Although DPT is payable upfront following receipt of a charging notice, HMRC cannot issue charging notices for excessive amounts. The notice must represent the best estimate that can reasonably be made at the time (section 96(2) / 97(2)). Taxpayers’ experience varies but HMRC is careful to stress the rigorous governance process that applies and the requirement to act reasonably. In some cases however there has been a bit of a 'rush for the line' as a deadline approached and HMRC’s reasoning has left something to be desired. While the outcome in Glencore was favourable (some might say benevolent) to HMRC, our experience is that HMRC has tightened up its processes as a result of the case and is striving to reach a demonstrably reasonable outcome.

Helpfully, Glencore also indicates (at paragraph 91) that, while the legislation limits the matters for representations that are required to be considered by the designated officer following the issue of a preliminary charging notice, the designated officer may (in her discretion) take into account other representations and information before issuing a charging notice.

'DPT is JR-proof'

The Court of Appeal refused Glencore’s application for judicial review (JR) of the issue of a charging notice on the grounds that a suitable alternative remedy is available (in the form of the review under section 101 in conjunction with the right of appeal under section 102). Administrative lawyers may debate whether an internal review can ever be a suitable alternative remedy but – for now at least – it seems clear that, whilst DPT may not be entirely 'JR-proof', JR will only be available in exceptional cases.

In the meantime, taxpayers should consider what, if anything, can be achieved during the review period. It will be a matter of strategy and taste in each case how collaborative the taxpayer wishes to be, but HMRC’s recently updated LSS emphasises that HMRC is more likely to act reasonably if taxpayers show willing.

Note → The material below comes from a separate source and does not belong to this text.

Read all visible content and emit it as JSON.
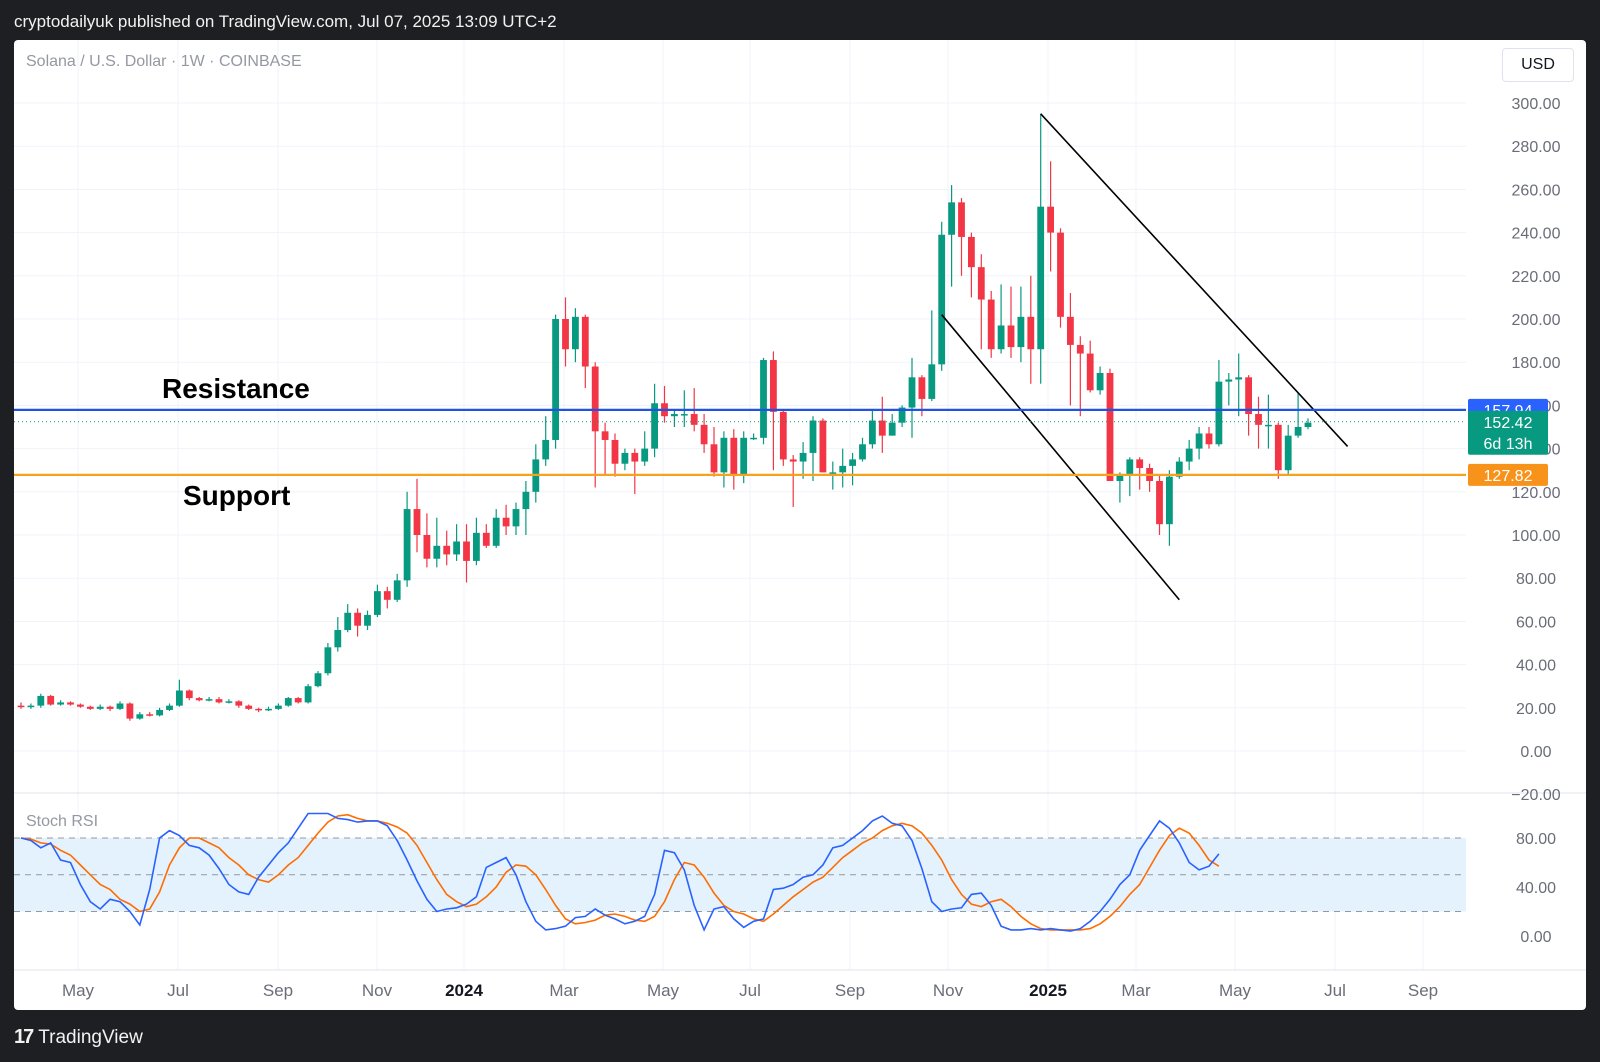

The review period provides HMRC with a one-time opportunity to issue a supplementary charging notice, but it also enables HMRC to conduct further fact-finding and reduce the amount of a charging notice multiple times. It is likely to be in HMRC’s interest to resolve any disagreement over the application or amount of DPT before or during the review period rather than through costly and resource-heavy litigation. A successful outcome (for both HMRC and the taxpayer) of a DPT enquiry or review may well be that no DPT is due – either because other adjustments have been agreed or because HMRC has reached a better understanding of the facts and has concluded there are no diverted profits after all. However, achieving successful outcomes for all of the cases that are already under or are coming up for consideration will be quite a challenge for both HMRC and business in the time available.